For more than a century, both private and commercial vehicles have been powered almost exclusively by internal combustion engines. In recent decades, the emission of pollutants and CO2 have become increasingly urgent issues. To limit pollutant emissions, vehicles are equipped with an exhaust gas aftertreatment system (ATS), while hybridization is used to reduce the fuel consumption and CO2 emissions. As a consequence, modern powertrains are made up of multiple components whose interactions must be carefully managed by a supervisory controller. By exploiting information about the mission, a predictive supervisory controller can optimize the powertrain operation for the current mission, thereby maximizing the powertrain performance. In this thesis, a P3 hybrid electric vehicle (HEV) equipped with a diesel engine featuring a variable engine calibration and an ATS is considered. The resulting degrees of freedom are the gear selection, the motor power, and the engine operation. The task of the supervisory controller is to achieve a charge-sustaining and NOx-compliant operation, while minimizing the fuel consumption over a mission. Four possible powertrain configurations are investigated.

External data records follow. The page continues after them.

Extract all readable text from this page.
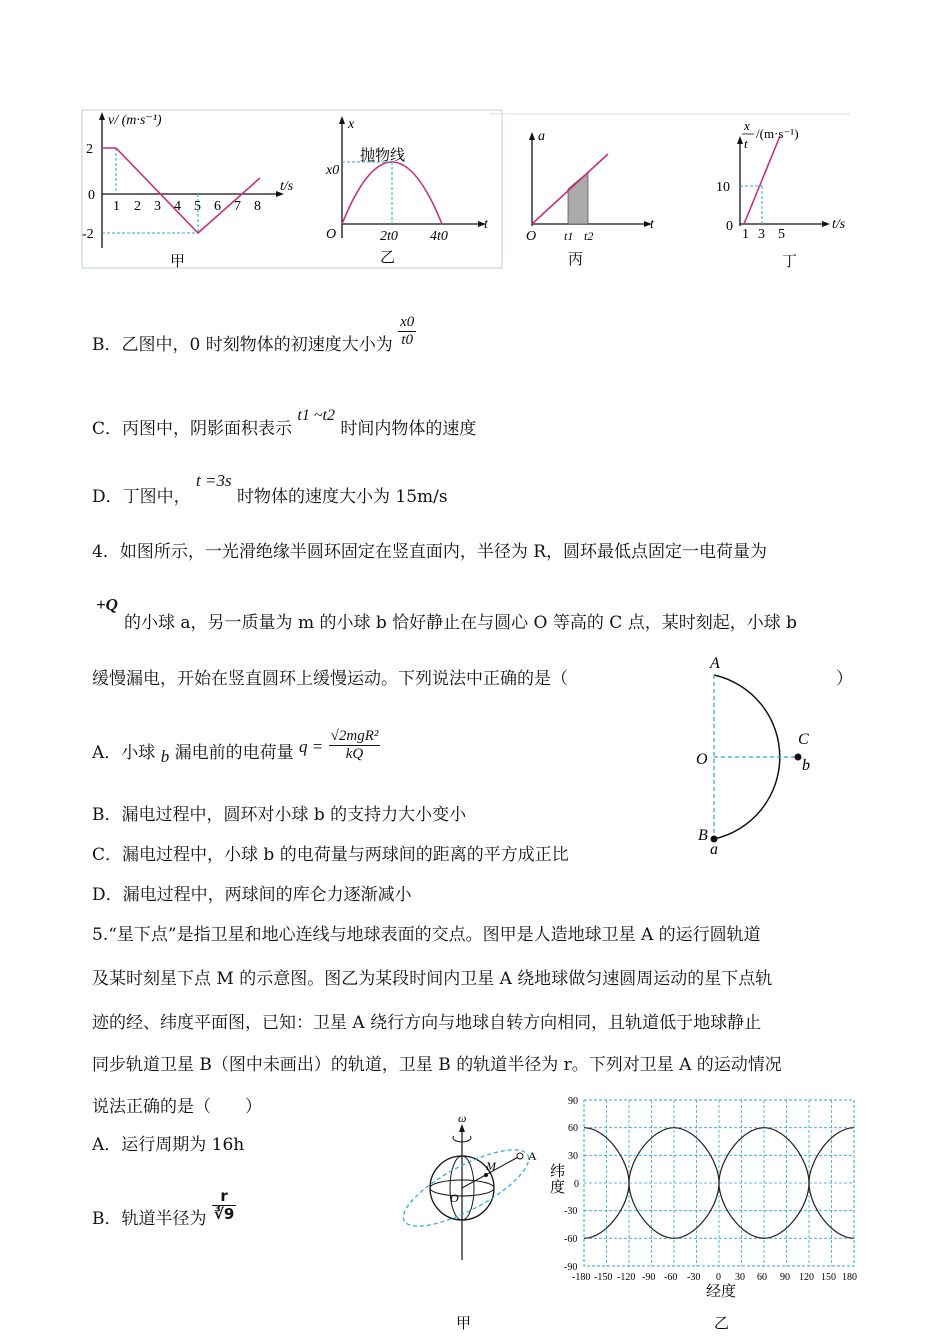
v/ (m·s⁻¹)
t/s
2
0
-2
1 2 3 4 5 6 7 8
甲
x
t
抛物线
x0
O	2t0 4t0
乙
a
t
O t1 t2
丙
x
t
/(m·s⁻¹)
t/s
10
0
1 3 5
丁
B．乙图中，0 时刻物体的初速度大小为 $\frac{x0}{t0}$
C．丙图中，阴影面积表示 t1 ~t2 时间内物体的速度
D．丁图中， t =3s 时物体的速度大小为 15m/s
4．如图所示，一光滑绝缘半圆环固定在竖直面内，半径为 R，圆环最低点固定一电荷量为
+Q
的小球 a，另一质量为 m 的小球 b 恰好静止在与圆心 O 等高的 C 点，某时刻起，小球 b
缓慢漏电，开始在竖直圆环上缓慢运动。下列说法中正确的是（	）
A．小球 b 漏电前的电荷量 $q = \frac{\text{√2mgR²}}{kQ}$
B．漏电过程中，圆环对小球 b 的支持力大小变小
C．漏电过程中，小球 b 的电荷量与两球间的距离的平方成正比
D．漏电过程中，两球间的库仑力逐渐减小
A
C
O	b
B
a
5.“星下点”是指卫星和地心连线与地球表面的交点。图甲是人造地球卫星 A 的运行圆轨道
及某时刻星下点 M 的示意图。图乙为某段时间内卫星 A 绕地球做匀速圆周运动的星下点轨
迹的经、纬度平面图，已知：卫星 A 绕行方向与地球自转方向相同，且轨道低于地球静止
同步轨道卫星 B（图中未画出）的轨道，卫星 B 的轨道半径为 r。下列对卫星 A 的运动情况
说法正确的是（　　）
A．运行周期为 16h
B．轨道半径为 $\frac{r}{∛9}$
ω
M
O
A
甲
90
60
30
0
-30
-60
-90
-180 -150 -120 -90 -60 -30 0 30 60 90 120 150 180
纬
度
经度
乙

Thereby, the goal is the development of a predictive supervisory controller that is transferable to different powertrain configurations.

First, the energy management of an HEV is considered. A fixed engine calibration is assumed and pollutant emissions are neglected, while the motor power and the gear selection are optimized. The benchmark solution shows that the powertrain should be operated either purely electric or purely conventional. A real-time-capable optimization method based on Pontryagin’s minimum principle is developed and employed in a predictive supervisory controller. The controller is validated in simulation, demonstrating near-optimal performance, outperforming a state-of-theart controller, and showing robustness against mispredictions.